By: Michael Holden
Over the past few weeks, countless articles have been written about the question of whether or not Canada is suffering from Dutch Disease—an economic affliction by which large-scale development and export of natural resources drives up the value of the domestic currency and thus erodes the international competitiveness of the country’s manufacturing sector.
The issue first captured public attention during a brief but public spat between Alberta Premier Alison Redford and Ontario Premier Dalton McGuinty, but began to dominate headlines when NDP leader Thomas Mulcair took up the cause. The ensuing debate has been regionally divisive and largely unproductive. To the extent that it implies that growth in one part of Canada is coming at the expense of prosperity elsewhere, it is a recipe for disaster from a nation-building standpoint.
Is Canada a victim of Dutch Disease? While there is some debate on the matter, a number of recent studies suggest that there is at least some evidence to support the idea. But a review of the data shows that, even if oil sands activity is driving up the dollar and harming the export competitiveness of eastern manufacturers, it is only a small part of the problem.
To begin with, there should be no doubt that much of the Dutch Disease story rings true in Canada. Thanks to booming oil production and exports, the Canadian dollar has become, at least in part, a petro-currency. As Figure 1 shows, the Canada-US exchange rate began in the early 2000s to mirror movements in international oil prices. This is not to suggest that the price of oil is the only factor that influences the dollar, or that the same effect can be seen versus other currencies. Nevertheless, a clear relationship now exists between oil prices and the Canada-US exchange rate.
Similarly, there is also a clear relationship between the Canadian dollar and the relative health of the manufacturing sector in Ontario (Figure 2). Since the late 1970s, employment in manufacturing has tended to move in the opposite direction of the loonie. This trend is a natural result of Ontario’s heavy dependence on the US market. When the dollar goes up, manufactured goods from Ontario (and elsewhere in Canada) become more expensive in the US, so demand for those products falls and manufacturing activity north of the border slows as a result. When the dollar weakens, Canadian goods become relatively cheap, US demand for them increases and production activity increases. It is no coincidence that Ontario’s peak levels of employment in manufacturing were in the early 2000s, when the dollar was at historic lows.
But is that all there is to it? Are Ontario’s manufacturing woes the result of oil sands activity and is a lower dollar the solution to the problem?
To answer these questions, it is instructive to compare the performance of manufacturing in Canada with that of the US. Using 1990 as a starting point, Figure 3 shows that, at least from an employment perspective, Canada has outperformed the US over the past 20-plus years. Of course, the term “outperformed” is essentially damning with faint praise. In April 2012, Canadian employment in manufacturing was about 13% below 1990 levels while in the US it was nearly 33% lower.

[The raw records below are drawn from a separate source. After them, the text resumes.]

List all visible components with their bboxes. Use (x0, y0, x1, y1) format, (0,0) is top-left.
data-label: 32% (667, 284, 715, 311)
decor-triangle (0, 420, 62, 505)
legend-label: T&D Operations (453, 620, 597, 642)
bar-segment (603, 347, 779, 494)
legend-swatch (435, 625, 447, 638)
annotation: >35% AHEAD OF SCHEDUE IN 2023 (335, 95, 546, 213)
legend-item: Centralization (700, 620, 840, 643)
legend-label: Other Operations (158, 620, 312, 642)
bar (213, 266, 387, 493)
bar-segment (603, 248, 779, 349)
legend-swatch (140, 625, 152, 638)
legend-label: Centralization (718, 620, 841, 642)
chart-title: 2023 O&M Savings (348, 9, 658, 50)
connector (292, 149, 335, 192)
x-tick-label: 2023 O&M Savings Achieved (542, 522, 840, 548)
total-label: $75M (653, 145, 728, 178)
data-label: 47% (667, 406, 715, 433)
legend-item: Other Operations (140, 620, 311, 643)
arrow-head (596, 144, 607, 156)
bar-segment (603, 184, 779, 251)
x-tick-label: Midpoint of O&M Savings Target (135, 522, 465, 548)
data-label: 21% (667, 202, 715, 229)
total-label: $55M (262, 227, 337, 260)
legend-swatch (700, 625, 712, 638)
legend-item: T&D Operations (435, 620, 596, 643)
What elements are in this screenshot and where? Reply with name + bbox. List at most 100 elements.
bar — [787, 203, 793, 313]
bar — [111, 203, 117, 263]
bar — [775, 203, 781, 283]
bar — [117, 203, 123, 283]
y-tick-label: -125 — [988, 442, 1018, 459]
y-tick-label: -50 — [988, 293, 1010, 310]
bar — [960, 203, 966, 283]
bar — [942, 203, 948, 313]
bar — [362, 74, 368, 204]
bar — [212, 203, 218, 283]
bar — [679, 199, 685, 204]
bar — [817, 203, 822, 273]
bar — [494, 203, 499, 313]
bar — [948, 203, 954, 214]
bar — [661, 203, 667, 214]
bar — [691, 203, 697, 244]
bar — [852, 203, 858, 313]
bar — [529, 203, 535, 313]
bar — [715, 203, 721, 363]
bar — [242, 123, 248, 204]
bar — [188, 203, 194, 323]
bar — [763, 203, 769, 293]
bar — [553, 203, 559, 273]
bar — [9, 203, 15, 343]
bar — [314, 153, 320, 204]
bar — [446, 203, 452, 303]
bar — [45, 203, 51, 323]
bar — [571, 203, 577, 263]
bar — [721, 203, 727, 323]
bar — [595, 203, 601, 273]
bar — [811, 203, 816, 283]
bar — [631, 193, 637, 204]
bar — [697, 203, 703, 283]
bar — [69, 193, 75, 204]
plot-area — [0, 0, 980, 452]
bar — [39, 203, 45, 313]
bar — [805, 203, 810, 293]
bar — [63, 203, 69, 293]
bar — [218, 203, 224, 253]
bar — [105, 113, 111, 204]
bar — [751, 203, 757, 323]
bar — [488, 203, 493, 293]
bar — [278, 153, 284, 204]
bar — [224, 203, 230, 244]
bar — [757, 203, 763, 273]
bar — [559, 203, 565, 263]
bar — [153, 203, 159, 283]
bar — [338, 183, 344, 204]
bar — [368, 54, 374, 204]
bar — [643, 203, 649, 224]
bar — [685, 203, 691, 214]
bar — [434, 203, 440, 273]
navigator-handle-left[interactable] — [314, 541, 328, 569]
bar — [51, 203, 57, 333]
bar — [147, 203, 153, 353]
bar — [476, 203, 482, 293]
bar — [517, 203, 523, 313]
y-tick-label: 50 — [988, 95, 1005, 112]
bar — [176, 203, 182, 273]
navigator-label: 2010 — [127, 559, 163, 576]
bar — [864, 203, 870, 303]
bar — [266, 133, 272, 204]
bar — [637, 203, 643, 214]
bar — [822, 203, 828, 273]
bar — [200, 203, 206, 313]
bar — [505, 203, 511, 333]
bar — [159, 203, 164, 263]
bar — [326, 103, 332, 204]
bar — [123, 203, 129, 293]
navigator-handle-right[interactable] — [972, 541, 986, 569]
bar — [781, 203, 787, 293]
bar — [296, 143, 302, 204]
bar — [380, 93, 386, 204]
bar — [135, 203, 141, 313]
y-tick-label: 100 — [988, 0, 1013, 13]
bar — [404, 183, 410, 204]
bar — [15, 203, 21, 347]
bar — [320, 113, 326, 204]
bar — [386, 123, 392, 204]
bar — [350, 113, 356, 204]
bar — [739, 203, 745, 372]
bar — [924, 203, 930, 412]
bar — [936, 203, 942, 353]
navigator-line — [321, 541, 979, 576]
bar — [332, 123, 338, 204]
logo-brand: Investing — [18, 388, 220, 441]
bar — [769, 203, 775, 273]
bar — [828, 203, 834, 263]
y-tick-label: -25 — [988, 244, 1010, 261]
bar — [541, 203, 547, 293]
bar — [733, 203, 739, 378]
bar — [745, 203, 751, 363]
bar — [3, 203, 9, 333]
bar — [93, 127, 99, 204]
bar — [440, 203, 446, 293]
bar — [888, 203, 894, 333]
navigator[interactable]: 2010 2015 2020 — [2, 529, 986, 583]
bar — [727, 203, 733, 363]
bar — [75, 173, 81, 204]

Looking at such a long time horizon captures long-term trends, but it also glosses over the run-up in the Canadian dollar in recent years. From 2002 to 2011, the dollar rose from an average of 63.7 cents US to US$1.01. How did manufacturing employment in Canada and the US compare over that period? As it turns out, they were almost identical; employment levels in both countries dropped by 23%.
In other words, even though the Canadian dollar rose by 59% in nine years, the US manufacturing sector performed just as badly (in terms of employment levels) as the Canadian sector over that period.
Why? The reasons are complex and varied, but the two most obvious contributors are low-cost competition from China, Vietnam, Indonesia and other Asian markets; and the impact of the global financial and economic crisis. The former has been eroding the manufacturing base in North America, while the latter has undercut domestic demand for the goods produced here. The solutions to these challenges are not easy, but most agree that they are found in innovation, productivity gains and a rebound in consumer confidence.
Oil sands activity and high oil prices have undoubtedly contributed to a higher Canadian dollar. And this hasn’t made life any easier for Ontario manufacturers. But the dollar is clearly not the main problem and treating national economic activity as a zero-sum game, where growth in one region must come at the expense of growth in another, is not the solution.